My article on Jack Kerouac and Ireland — “‘To Be an Irishman Too’: Jack Kerouac’s Irish Connection” — from the journal Studies, Vol. 92, No. 368 (Winter 2003), is available through the JSTOR academic database here.
An abstract from the Studies site describes the piece like this:
Jack Kerouac’s assumption into the literary canon in America may have taken longer, because he tended to be regarded as some sort of all-American rebel-without-a-cause. But the “all-American” epithet is simpliste. French-Canadian, Kerouac had Breton ancestors; these in turn hailed from another Celtic stronghold, Cornwall — and traced their own distant forebears to Ireland. (“Kerouac” may be a synonym of “Kerwick” or “Kervick” — Ó Ciarmhaic: “dark son”). The Celtic oral tradition (speculates one biographer) may have something to do with his natural storytelling ability and extraordinary powers of memory.
As one of the working-class settlers south of the Canadian border, Kerouac knew what it was to be marginalised and discriminated against — and any Irish heartstrings in him were struck by the similar plight of the U.S. descendants of Ireland's post-Famine immigrants. (He also identified with Mexicans and black Americans — experiencing themselves as an underclass).
Explicitly, Kerouac accords recognition to his Irish heritage in the matter of literary influence. He renders homage to Joyce — and (among the novels) actual instances are to be found of experimental wordplay, as well as of multiplicity of authorial voices. He also alludes to Yeats’s isle of Innisfree — casting Ireland in the role of a fount of creativity. (The hero of one of the novels applies similes from the Irish landscape to the girl he loves — a landscape which, in real life, Kerouac had only managed to admire from a passing ship).

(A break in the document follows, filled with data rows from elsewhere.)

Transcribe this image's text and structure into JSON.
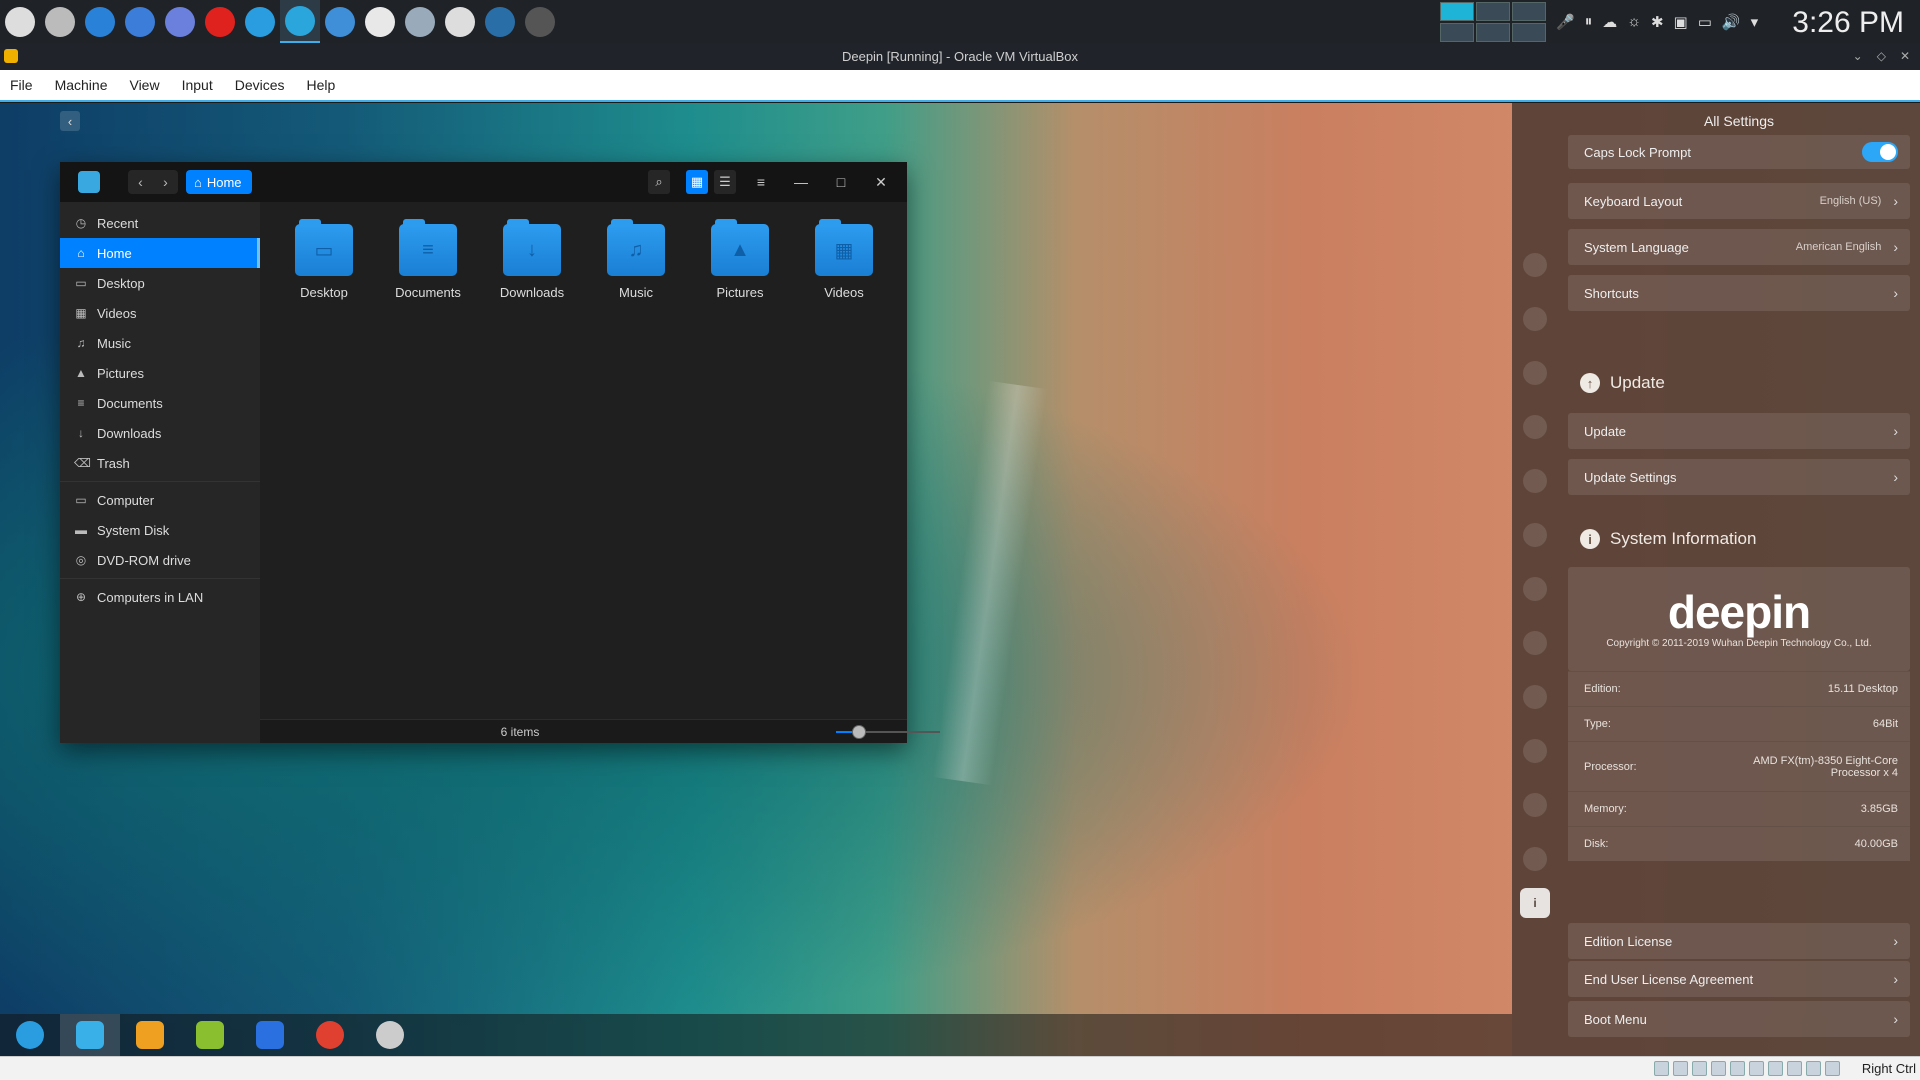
{
  "host": {
    "taskbar_icons": [
      "launcher-icon",
      "settings-sliders-icon",
      "file-manager-icon",
      "thunderbird-icon",
      "chromium-icon",
      "opera-icon",
      "vscode-icon",
      "virtualbox-icon",
      "chat-icon",
      "text-editor-icon",
      "network-icon",
      "obs-icon",
      "steam-icon",
      "terminal-icon"
    ],
    "active_icon_index": 7,
    "clock": "3:26 PM"
  },
  "vbox": {
    "title": "Deepin [Running] - Oracle VM VirtualBox",
    "menu": [
      "File",
      "Machine",
      "View",
      "Input",
      "Devices",
      "Help"
    ],
    "host_key": "Right Ctrl"
  },
  "file_manager": {
    "breadcrumb": "Home",
    "sidebar": [
      {
        "label": "Recent",
        "icon": "clock-icon"
      },
      {
        "label": "Home",
        "icon": "home-icon",
        "selected": true
      },
      {
        "label": "Desktop",
        "icon": "desktop-icon"
      },
      {
        "label": "Videos",
        "icon": "film-icon"
      },
      {
        "label": "Music",
        "icon": "music-icon"
      },
      {
        "label": "Pictures",
        "icon": "image-icon"
      },
      {
        "label": "Documents",
        "icon": "document-icon"
      },
      {
        "label": "Downloads",
        "icon": "download-icon"
      },
      {
        "label": "Trash",
        "icon": "trash-icon"
      },
      {
        "label": "Computer",
        "icon": "computer-icon"
      },
      {
        "label": "System Disk",
        "icon": "disk-icon"
      },
      {
        "label": "DVD-ROM drive",
        "icon": "dvd-icon"
      },
      {
        "label": "Computers in LAN",
        "icon": "network-icon"
      }
    ],
    "folders": [
      {
        "label": "Desktop",
        "glyph": "▭"
      },
      {
        "label": "Documents",
        "glyph": "≡"
      },
      {
        "label": "Downloads",
        "glyph": "↓"
      },
      {
        "label": "Music",
        "glyph": "♫"
      },
      {
        "label": "Pictures",
        "glyph": "▲"
      },
      {
        "label": "Videos",
        "glyph": "▦"
      }
    ],
    "status": "6 items",
    "icon_size_level": 0.22
  },
  "control_center": {
    "title": "All Settings",
    "rows_top": [
      {
        "label": "Caps Lock Prompt",
        "toggle": true
      },
      {
        "label": "Keyboard Layout",
        "value": "English (US)"
      },
      {
        "label": "System Language",
        "value": "American English"
      },
      {
        "label": "Shortcuts",
        "value": ""
      }
    ],
    "update_section": {
      "title": "Update",
      "rows": [
        "Update",
        "Update Settings"
      ]
    },
    "sysinfo_section": {
      "title": "System Information",
      "logo": "deepin",
      "copyright": "Copyright © 2011-2019 Wuhan Deepin Technology Co., Ltd.",
      "details": [
        {
          "label": "Edition:",
          "value": "15.11 Desktop"
        },
        {
          "label": "Type:",
          "value": "64Bit"
        },
        {
          "label": "Processor:",
          "value": "AMD FX(tm)-8350 Eight-Core Processor x 4"
        },
        {
          "label": "Memory:",
          "value": "3.85GB"
        },
        {
          "label": "Disk:",
          "value": "40.00GB"
        }
      ],
      "links": [
        "Edition License",
        "End User License Agreement",
        "Boot Menu"
      ]
    }
  },
  "guest_dock": [
    "deepin-launcher-icon",
    "file-manager-icon",
    "app-store-icon",
    "music-player-icon",
    "movie-player-icon",
    "chrome-icon",
    "settings-icon"
  ]
}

Meeting him in New York, Brendan Behan had no doubt that here was a soul-mate. Kerouac's influence is felt in the work of contemporary Irish writer Colum McCann, and is openly acknowledged by Cathal Ó Searcaigh. James Liddy quotes Patrick Kavanagh as saying that “the only people in America that are alive are men like Jack Kerouac” — and comments: “Both Kavanagh and Kerouac have in their language the sparkle of epiphany”... So Kerouac would seem not only to have picked up some Irish echo from “way back”, but to have made it resonate anew in Irish sensibilities.